Василий еще раз окинул взглядом полотно. Потом немного припустил веки, и взгляд его словно ушел дальше – далеко за картину и, даже за стены дома Юшкова. Василий прислушался к своим ощущениям. Точнее – к эмоциям, исходящим из картины. Ненависть – да. Крайний до ужаса страх – да. Пропасть в глазах Иоанна – точно. Но не смерть. Нет смерти в картине. Ни до, не после. И сколько не лей крови на персидские ковры – не чувствуется ее присутствия. Василий прикрыл глаза. Ему показалось, что из картины проступают еще какие-то мучительно тягостные лица. Не лица главных героев. Нет, фигуры и цветовые пятна на картине рассеялись под опущенными ресницами и сложились в какую-то совершенно сатанинскую личину.
Суриков отвернулся и встряхнул головой, чтобы сбросить наваждение. По телу пробежала дрожь. Не это ли скрытое от обывательского взора скрытое изображение в холсте и пугает так зрителей? Или… На мгновение вместо всей картины вновь представилось наполненные смертью глазницы, а за ними выплыли заостренные смертью черты лица.
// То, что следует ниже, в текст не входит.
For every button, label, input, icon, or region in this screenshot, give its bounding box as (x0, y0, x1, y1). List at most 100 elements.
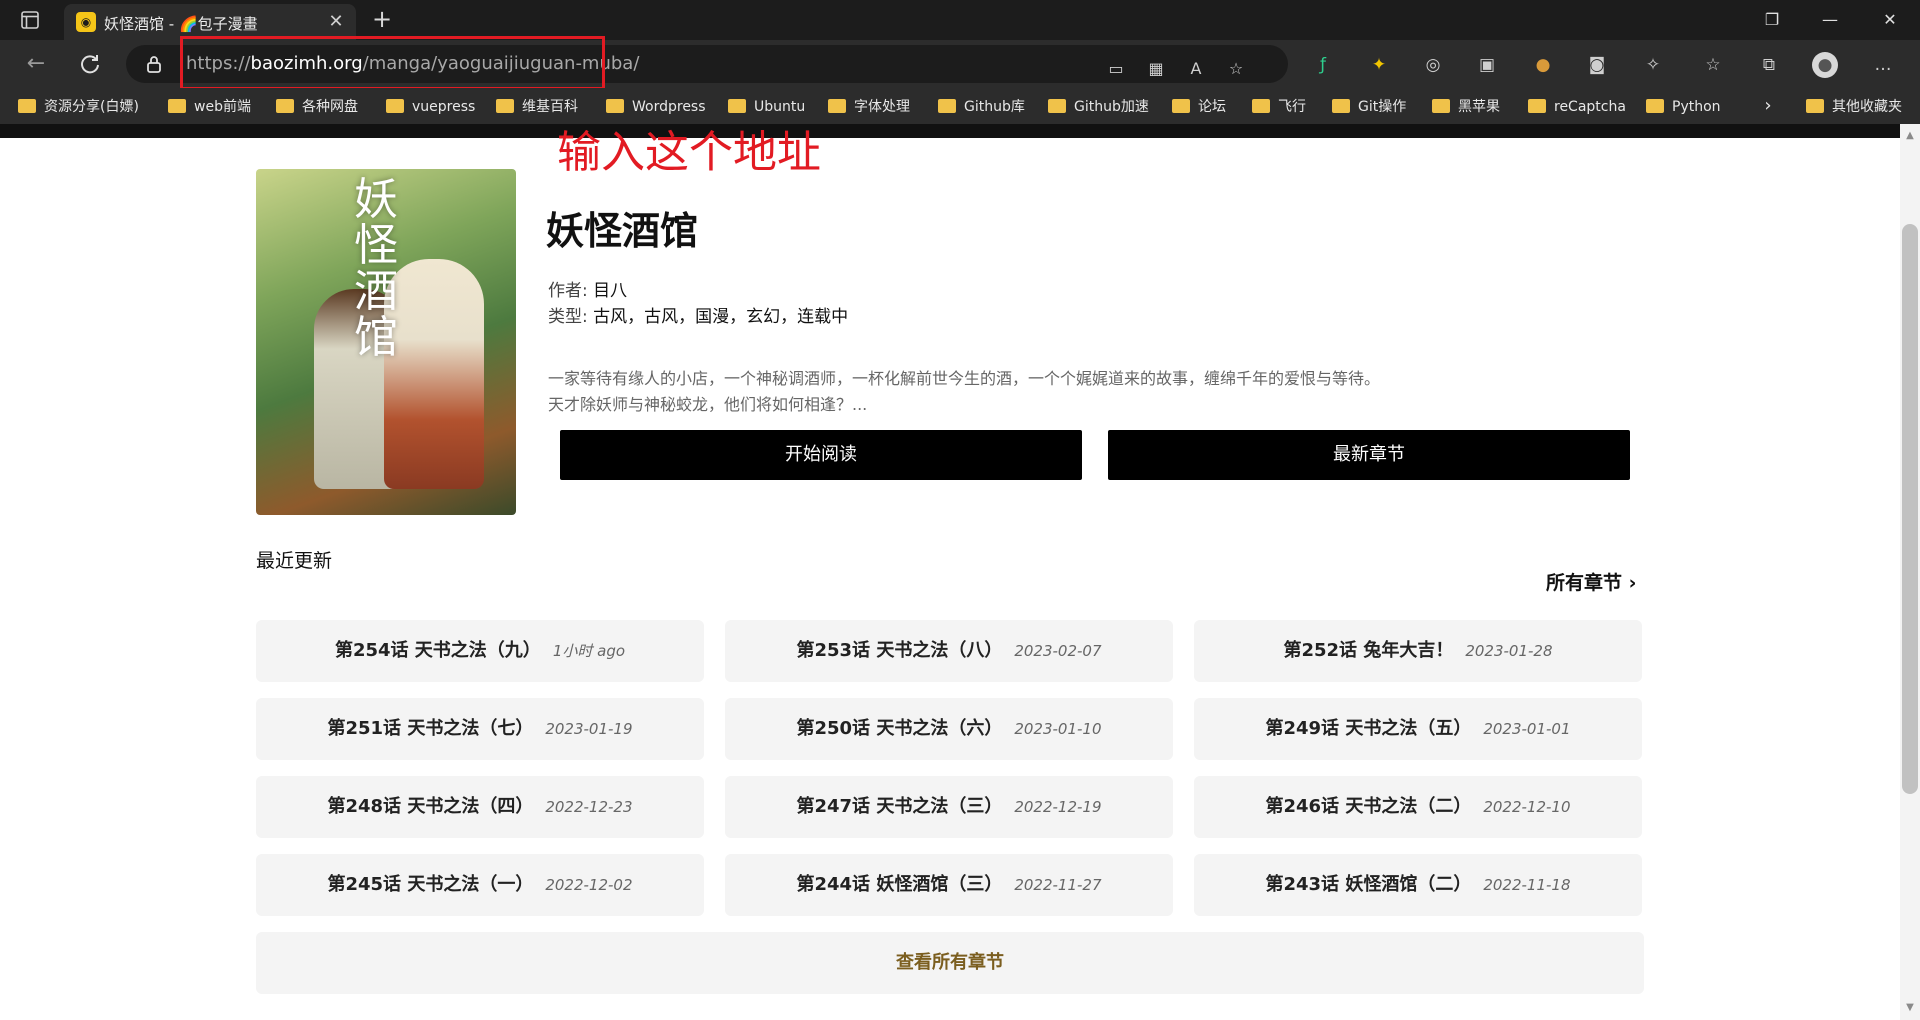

Да… – настоящая, а не театральная смерть на картине все-таки есть. Она прячется за цветными пятнами и фигурами царя со своим смертельно раненым сыном. Вся картина и образует одно страшное лицо человека, лежащего на смертном одре. И лик этот так похож на Ивана Грозного. Вот, что на самом деле пугает зрителя. Вот, что заставило рабочих выставки застыть на месте, как только они распаковали картину. И… этот образ страшный образ смерти затягивает зрителя внутрь картины. Только совсем не по-доброму.
Василий снова встряхнул головой. Вместо адовой мрачности мертвенного лика на место вернулась лубочная картинка Репина к народной легенде об Иване Грозном из «Всемирной иллюстрации».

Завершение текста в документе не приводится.